Mr. Obama and the Congressional Democrats promise to sock it to "rich" taxpayers next year to pay for "middle class tax cuts" as well as some $300 billion in new spending. But there's a problem: They won't tell us exactly who the rich are.
...Mr. Obama has set the definition of rich at levels of $100,000, $200,000 and $250,000 in annual income...All of this has caused some heartburn among certain Democrats in high cost-of-living states. New York Rep. Joseph Crowley says a couple with earnings of $100,000 could be "a police officer and nurse." "In New York City," he adds, "they'd be struggling."
[R]epealing the Bush tax cuts for those with earnings of more than $250,000 would raise only about $40 billion a year, according to Cato Institute economist Alan Reynolds. That would leave President Obama with a $360 billion shortfall to meet his other proposals. Either those nurses and policemen are going to have to be defined as "rich" by Team Obama, or the Democrats' pledge of balancing the budget in five years is a fantasy.
"If there was any argument for vouchers it was, all right, let's see if this experiment works and then if it does, whatever my preconceptions, my attitude is you do what works for the kids," the then-hopeful nominee told the Milwaukee Journal-Sentinel editorial board last February when asked about his stance on that city's voucher program.Obama's handlers are spinning themselves into a frenzy trying to say he didn't say he would support vouchers EVER EVER EVER, so they can win the petulant teachers' union's support.

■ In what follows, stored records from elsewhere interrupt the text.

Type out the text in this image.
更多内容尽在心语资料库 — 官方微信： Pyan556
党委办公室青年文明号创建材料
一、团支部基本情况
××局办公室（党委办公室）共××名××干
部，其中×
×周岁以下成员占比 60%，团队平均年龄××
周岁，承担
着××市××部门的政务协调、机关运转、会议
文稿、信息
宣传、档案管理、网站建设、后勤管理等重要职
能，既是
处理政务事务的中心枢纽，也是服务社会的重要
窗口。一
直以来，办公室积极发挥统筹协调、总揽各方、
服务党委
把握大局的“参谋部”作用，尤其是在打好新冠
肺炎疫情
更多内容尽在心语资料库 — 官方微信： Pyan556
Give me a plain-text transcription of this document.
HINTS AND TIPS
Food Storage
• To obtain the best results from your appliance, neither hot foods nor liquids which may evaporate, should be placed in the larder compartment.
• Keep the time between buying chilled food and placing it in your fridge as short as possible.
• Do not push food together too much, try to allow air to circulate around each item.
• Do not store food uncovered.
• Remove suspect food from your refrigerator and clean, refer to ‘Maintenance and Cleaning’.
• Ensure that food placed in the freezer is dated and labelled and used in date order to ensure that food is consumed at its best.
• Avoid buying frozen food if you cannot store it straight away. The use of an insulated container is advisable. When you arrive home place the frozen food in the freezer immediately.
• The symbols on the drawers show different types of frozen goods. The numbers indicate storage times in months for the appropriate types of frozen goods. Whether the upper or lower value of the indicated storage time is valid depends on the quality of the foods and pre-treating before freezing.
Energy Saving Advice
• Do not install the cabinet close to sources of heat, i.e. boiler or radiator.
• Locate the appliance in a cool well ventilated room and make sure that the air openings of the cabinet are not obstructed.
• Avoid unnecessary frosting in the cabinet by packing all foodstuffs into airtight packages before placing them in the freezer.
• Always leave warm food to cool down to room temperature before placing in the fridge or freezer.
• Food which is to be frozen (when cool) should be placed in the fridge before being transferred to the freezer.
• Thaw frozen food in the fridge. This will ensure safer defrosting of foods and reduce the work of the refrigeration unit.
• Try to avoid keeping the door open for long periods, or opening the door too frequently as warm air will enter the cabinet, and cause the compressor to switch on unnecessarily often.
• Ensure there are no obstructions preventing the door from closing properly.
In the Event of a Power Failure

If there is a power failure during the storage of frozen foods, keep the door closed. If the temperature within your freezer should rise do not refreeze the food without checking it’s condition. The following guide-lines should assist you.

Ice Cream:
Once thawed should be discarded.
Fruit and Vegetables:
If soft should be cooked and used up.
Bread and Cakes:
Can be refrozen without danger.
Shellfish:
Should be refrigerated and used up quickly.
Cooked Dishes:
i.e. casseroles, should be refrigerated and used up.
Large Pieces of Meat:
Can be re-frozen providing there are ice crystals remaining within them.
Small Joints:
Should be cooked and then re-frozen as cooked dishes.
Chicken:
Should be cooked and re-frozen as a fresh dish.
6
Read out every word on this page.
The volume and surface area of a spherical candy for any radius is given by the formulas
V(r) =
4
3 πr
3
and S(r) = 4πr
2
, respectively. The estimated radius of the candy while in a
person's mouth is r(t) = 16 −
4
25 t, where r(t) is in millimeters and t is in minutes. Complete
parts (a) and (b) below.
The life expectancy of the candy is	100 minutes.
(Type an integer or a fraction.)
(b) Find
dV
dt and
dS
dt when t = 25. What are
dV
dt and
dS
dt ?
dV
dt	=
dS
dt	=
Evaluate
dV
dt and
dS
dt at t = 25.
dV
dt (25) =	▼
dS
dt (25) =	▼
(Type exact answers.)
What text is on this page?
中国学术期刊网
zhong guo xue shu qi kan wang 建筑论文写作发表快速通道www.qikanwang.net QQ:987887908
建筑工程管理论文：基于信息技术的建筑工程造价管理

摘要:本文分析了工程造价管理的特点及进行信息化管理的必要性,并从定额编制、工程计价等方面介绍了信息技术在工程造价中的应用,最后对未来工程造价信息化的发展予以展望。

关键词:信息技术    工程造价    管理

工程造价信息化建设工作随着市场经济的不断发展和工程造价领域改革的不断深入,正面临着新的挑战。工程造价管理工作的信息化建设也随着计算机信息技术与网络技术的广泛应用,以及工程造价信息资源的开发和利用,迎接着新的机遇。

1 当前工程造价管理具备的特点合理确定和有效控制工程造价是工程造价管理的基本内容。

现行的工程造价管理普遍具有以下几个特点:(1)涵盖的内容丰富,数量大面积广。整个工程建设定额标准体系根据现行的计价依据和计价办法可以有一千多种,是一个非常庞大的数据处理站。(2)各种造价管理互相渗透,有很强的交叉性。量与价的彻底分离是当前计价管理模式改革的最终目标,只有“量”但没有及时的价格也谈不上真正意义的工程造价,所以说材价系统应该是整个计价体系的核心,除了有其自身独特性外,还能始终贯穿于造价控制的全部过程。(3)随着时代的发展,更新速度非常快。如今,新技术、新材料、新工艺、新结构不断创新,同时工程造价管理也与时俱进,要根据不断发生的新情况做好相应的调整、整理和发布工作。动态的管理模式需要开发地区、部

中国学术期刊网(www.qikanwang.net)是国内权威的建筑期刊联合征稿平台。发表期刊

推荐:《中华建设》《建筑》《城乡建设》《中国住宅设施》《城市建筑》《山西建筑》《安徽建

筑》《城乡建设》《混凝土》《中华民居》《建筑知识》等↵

Such evidence is now available for the D.C. voucher program...Though not the slam-dunk that some voucher supporters might have hoped for, the results certainly don't warrant the program's termination. Students offered a voucher appear to have somewhat higher academic achievement in reading, though they have not made any real gains in math. Parents are more satisfied with their child's private school and report that it provides their children with a safer environment. Only future research following these students over a longer period of time will tell us the true impact of the policy. Opponents of the program are certain to make a fuss that the study's overall findings for reading are "statistically insignificant." In other words, the researchers are less than 95 percent certain that the impact of the program was in fact positive and not zero.
Though this terminology may be essential to empirical researchers who need a common parlance, it can mislead non-technical readers to believe that there is no reason to think the program has been successful. In this specific case, the empirical results suggest that we can be 91 percent confident that the program had a positive impact on student reading proficiency. This may not be quite enough to excite academics, but it is a higher level of confidence then we have about the effectiveness of many other programs operating in our schools.
This isn't "Change We Can Believe In." This, as Don Henley sang, is "Business As Usual."